|
From: Yuri T. <qar...@gm...> - 2008-02-19 08:07:20
|
> The easy solution is to reverse the order of the inlinePatterns. But
> then we can't do the first example as the link syntax is broken up in
> the same way. Now, if no one ever uses that syntax, that would be
> fine. Of course, both should work, so we may need a new approach to
> the inlinePatterns. Any ideas?
I've thought about this issue before and I think there are basically
two solutions (apart from the zeroth solution of just dealing with
it). One, somewhat tricky, would be implement some kind of data
structure contains a mixture of strings and dom nodes and works with
RE. It's not impossible, and I got half-way there implementing it in
2006, but then didn't have time to finish. What I tried at the time
was storing a sting which uses a special Unicode character to mark the
positions where the nodes are supposed to be included. I.e., if "⊙"
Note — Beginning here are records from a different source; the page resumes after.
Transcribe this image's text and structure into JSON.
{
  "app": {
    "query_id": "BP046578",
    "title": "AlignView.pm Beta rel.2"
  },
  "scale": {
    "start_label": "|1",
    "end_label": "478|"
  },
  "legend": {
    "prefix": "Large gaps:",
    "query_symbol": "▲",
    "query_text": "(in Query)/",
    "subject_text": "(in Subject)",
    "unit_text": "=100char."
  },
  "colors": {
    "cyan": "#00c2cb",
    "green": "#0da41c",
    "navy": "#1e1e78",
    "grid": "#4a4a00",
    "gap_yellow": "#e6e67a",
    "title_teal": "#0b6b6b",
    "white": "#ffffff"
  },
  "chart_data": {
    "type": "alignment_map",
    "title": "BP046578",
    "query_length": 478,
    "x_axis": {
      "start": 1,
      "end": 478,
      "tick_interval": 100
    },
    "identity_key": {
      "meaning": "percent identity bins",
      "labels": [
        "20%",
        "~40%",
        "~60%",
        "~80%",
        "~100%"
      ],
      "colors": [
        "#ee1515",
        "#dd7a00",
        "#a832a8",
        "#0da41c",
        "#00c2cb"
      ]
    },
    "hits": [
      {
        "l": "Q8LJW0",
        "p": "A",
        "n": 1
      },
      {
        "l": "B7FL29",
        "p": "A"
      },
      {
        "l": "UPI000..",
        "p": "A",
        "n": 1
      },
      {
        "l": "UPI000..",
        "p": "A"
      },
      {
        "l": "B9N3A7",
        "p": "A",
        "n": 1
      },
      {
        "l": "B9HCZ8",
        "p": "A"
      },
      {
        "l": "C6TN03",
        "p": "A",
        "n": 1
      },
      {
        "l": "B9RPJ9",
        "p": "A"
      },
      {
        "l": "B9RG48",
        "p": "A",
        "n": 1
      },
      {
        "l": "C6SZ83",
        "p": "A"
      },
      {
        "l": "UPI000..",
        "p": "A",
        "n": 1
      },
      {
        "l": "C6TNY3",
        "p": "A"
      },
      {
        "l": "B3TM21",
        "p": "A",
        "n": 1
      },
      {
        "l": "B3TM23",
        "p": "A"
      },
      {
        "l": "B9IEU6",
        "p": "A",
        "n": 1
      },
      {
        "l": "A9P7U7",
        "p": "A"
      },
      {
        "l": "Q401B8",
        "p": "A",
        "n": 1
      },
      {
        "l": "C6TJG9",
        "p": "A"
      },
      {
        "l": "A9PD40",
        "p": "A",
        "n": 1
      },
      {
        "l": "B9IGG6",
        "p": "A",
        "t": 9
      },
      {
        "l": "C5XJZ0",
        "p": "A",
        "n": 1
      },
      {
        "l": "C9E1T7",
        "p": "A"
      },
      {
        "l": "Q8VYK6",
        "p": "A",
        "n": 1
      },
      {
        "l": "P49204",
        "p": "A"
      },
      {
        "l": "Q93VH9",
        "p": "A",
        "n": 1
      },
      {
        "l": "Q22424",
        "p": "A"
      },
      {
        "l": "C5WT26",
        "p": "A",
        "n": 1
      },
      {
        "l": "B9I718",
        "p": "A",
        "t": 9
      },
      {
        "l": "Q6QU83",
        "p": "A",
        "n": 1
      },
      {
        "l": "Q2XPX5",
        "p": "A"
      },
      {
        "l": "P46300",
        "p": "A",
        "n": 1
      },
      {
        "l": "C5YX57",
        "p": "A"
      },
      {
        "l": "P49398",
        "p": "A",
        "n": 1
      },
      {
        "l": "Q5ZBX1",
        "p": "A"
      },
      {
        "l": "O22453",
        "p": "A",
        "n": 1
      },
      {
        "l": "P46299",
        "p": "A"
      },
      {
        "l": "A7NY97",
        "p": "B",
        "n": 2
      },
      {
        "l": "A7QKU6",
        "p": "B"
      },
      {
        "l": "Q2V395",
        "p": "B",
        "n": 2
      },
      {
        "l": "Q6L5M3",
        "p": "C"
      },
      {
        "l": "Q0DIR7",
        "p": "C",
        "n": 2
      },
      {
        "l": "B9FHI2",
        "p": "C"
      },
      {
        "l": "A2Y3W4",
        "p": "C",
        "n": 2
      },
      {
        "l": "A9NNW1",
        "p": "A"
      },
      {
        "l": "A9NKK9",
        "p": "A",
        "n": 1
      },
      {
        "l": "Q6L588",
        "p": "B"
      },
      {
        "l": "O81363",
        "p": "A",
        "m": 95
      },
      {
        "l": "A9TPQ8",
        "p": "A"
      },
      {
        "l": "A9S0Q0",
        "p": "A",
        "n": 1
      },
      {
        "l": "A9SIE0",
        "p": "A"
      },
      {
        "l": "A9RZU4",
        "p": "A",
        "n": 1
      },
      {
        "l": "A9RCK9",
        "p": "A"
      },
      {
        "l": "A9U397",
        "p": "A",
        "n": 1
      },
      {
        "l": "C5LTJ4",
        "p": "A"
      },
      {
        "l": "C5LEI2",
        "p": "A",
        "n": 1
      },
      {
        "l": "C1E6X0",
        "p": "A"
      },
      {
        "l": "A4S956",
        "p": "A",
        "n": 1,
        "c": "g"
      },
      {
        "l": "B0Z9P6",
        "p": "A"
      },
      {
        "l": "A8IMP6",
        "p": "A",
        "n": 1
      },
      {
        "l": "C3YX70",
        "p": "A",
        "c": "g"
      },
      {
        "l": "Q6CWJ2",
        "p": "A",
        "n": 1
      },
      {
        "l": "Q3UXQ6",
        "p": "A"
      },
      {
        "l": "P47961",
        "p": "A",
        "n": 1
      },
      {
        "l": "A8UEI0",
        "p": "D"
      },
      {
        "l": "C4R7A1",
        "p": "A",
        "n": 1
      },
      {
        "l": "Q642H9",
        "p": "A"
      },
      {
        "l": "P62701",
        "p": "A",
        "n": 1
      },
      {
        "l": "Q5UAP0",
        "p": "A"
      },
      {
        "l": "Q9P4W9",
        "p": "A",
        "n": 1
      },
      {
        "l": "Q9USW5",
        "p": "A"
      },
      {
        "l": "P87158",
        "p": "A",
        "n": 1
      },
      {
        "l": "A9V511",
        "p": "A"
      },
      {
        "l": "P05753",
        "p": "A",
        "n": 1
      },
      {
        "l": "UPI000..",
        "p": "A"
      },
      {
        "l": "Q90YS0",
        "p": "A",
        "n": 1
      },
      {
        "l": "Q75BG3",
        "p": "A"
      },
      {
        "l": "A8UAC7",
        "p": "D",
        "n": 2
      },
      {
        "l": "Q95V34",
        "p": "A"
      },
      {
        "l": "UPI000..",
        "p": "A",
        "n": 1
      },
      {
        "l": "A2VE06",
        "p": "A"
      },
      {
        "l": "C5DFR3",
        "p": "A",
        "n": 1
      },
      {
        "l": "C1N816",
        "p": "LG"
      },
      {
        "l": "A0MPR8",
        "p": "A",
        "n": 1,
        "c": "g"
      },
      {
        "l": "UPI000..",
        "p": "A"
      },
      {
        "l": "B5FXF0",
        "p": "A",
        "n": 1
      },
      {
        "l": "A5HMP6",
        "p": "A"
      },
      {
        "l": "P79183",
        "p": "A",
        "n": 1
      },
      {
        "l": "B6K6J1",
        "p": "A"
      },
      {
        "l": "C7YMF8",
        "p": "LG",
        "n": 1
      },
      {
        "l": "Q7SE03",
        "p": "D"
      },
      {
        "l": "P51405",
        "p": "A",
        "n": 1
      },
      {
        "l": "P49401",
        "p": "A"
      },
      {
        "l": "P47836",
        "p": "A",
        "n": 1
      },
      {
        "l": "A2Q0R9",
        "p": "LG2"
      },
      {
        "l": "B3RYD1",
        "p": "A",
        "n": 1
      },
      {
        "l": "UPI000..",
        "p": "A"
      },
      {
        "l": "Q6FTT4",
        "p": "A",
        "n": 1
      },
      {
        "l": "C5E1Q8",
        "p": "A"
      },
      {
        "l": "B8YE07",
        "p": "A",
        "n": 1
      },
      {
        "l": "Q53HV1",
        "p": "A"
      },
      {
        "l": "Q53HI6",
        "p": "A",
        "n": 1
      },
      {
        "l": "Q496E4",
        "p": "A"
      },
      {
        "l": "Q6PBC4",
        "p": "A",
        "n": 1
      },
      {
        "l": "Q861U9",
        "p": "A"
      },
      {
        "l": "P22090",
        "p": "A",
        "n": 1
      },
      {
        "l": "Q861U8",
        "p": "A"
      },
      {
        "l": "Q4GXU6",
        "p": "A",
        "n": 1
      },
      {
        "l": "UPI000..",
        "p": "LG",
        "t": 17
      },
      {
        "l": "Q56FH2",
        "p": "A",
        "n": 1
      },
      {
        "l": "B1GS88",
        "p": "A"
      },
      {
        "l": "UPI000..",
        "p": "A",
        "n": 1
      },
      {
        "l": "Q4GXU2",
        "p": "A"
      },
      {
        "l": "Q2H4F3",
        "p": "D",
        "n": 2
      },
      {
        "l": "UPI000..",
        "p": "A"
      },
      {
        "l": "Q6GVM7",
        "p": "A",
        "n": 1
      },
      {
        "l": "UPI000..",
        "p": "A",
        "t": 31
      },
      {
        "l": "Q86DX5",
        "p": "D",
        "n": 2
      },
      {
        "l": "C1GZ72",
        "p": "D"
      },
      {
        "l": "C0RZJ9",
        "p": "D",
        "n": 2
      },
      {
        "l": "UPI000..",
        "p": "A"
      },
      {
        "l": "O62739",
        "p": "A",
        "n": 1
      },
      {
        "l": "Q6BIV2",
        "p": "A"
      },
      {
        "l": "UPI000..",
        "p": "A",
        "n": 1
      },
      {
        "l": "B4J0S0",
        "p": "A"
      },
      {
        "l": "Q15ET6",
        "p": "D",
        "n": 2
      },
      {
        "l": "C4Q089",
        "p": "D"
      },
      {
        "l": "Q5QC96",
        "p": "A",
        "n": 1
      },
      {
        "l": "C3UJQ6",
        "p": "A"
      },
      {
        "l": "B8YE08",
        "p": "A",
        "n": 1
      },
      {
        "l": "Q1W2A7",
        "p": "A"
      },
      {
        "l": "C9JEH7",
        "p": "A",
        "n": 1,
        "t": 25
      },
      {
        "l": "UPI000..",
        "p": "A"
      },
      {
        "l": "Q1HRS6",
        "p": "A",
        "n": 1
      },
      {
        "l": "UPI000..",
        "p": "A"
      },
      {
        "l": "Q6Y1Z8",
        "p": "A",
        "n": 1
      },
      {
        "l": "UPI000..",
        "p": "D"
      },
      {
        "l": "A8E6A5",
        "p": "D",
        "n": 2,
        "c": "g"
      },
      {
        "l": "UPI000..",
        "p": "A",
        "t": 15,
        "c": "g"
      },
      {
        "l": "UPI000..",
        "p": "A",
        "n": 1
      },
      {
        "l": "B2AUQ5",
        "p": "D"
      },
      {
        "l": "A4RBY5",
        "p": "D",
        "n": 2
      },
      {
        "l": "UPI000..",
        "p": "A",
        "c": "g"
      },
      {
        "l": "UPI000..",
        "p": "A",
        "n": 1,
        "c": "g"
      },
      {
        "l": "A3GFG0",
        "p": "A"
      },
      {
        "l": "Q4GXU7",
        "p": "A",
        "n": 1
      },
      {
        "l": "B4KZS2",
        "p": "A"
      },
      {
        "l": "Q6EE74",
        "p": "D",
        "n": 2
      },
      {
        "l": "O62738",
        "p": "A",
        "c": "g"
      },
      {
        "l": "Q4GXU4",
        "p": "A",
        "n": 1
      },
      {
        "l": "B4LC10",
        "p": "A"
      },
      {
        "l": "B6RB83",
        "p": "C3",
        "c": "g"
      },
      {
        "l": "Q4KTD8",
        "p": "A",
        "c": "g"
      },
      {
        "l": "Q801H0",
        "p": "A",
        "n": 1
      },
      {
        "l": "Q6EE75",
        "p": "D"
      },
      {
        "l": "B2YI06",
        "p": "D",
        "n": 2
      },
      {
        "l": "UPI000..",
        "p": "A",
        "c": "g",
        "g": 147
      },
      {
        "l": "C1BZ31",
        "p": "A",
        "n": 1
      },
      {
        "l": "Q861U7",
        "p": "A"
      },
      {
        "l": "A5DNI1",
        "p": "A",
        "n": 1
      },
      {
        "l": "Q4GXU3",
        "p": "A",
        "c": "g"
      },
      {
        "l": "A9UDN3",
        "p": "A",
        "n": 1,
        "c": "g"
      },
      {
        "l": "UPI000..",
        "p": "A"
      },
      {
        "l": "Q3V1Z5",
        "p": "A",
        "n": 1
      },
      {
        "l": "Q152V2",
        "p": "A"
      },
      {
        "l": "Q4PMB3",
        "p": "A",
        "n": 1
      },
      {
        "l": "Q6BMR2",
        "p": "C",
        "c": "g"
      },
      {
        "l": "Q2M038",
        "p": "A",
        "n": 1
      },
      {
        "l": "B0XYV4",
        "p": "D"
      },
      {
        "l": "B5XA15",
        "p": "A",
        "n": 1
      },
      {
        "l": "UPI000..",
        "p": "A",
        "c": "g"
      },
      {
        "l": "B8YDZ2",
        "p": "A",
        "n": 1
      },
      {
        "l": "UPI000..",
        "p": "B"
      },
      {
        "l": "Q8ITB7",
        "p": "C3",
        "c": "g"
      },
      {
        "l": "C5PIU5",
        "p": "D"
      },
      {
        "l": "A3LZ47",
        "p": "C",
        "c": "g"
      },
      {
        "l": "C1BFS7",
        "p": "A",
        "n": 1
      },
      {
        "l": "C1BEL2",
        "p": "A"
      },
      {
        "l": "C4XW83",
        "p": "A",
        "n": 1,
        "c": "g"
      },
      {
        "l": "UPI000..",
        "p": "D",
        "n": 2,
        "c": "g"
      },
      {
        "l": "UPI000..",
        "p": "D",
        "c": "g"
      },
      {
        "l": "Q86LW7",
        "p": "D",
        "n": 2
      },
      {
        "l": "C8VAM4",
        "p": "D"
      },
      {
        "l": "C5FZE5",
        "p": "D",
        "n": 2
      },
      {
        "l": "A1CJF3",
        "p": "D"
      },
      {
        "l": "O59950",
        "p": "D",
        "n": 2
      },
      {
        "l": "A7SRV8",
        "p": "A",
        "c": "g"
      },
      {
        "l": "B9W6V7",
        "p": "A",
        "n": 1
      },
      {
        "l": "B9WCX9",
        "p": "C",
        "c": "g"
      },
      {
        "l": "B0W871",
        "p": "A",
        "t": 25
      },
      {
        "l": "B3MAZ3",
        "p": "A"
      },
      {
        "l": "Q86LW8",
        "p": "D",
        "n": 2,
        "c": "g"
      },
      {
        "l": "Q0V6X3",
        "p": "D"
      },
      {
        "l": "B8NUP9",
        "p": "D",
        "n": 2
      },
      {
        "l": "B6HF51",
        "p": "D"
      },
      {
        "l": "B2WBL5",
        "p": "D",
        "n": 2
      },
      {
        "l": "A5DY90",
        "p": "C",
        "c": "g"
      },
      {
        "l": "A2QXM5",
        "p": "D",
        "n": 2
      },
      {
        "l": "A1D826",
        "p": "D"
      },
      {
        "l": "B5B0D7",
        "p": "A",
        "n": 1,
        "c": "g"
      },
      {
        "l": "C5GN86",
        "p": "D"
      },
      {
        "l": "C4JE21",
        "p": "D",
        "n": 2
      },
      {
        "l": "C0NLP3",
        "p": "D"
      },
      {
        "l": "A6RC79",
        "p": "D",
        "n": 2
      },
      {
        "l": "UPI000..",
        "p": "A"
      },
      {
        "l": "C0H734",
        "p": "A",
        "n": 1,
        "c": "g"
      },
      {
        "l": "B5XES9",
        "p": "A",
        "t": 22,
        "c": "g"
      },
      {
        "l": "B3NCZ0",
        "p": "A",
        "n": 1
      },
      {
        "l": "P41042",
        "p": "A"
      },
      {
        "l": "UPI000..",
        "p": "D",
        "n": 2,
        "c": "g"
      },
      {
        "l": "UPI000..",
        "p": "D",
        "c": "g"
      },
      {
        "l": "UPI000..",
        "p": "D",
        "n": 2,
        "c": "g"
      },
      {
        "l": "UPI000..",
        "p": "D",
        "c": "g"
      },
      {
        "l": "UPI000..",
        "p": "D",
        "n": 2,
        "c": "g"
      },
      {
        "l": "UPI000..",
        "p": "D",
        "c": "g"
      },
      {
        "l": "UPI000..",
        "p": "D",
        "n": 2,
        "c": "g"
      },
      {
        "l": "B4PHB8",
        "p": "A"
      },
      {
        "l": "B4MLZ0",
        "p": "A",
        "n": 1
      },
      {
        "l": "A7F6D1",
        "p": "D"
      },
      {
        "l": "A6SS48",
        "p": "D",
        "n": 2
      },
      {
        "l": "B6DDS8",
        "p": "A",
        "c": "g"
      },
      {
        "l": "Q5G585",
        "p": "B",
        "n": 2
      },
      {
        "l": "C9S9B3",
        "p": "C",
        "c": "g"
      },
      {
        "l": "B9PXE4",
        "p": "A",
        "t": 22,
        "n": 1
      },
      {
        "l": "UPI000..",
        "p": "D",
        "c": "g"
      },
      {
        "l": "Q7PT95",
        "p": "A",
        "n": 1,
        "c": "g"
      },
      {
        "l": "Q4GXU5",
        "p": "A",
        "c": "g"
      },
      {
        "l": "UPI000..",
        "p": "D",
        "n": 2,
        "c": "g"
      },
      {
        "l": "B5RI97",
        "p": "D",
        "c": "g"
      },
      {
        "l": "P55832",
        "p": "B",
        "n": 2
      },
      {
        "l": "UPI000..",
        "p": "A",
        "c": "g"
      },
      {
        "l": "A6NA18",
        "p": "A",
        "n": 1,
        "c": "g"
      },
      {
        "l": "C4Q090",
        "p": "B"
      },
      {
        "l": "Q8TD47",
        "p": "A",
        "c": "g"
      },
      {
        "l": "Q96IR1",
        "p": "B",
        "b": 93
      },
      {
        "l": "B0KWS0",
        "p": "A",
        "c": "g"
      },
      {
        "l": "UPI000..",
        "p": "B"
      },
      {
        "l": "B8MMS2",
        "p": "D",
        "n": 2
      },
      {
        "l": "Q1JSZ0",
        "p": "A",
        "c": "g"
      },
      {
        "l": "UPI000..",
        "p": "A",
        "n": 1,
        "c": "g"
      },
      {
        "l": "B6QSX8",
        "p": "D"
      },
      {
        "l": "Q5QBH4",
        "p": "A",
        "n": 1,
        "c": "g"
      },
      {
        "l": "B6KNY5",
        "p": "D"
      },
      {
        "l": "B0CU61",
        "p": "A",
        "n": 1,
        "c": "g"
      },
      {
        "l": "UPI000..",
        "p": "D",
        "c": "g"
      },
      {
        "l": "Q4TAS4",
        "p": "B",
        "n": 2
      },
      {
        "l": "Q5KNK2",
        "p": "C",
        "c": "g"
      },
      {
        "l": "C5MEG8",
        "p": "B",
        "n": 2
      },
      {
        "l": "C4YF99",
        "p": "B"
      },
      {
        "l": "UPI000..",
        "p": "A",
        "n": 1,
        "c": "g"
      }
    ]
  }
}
is the special character, we could store something like:
["A **⊙** currently does not work.", <link>]
This would allow us to run REs (if we are careful) and still get the
dom tree in the end.
Another possibility is to only use dom trees for high-level elements
(lists, code blocks, quotes, etc), and do reduce inline patterns to
simple REs (each run on one element of the larger tree at a time).
The second solution would break some old extensions, but I think it's
overall simpler and better. To give credit where credit is due, this
is basically Ben Wilson's suggestion from last summer:
https://sourceforge.net/mailarchive/forum.php?thread_name=cc6097050704100456x4daa81f0i9ca0137b6c484ba4%40mail.gmail.com&forum_name=python-markdown-discuss
I don't have time at the moment for such a major overhaul (this would
basically be Python-Markdown 2.0), but if someone else does then I
think this is the way to go. I am also pretty sure that this would
give us a sizeable performance boost.
- yuri
|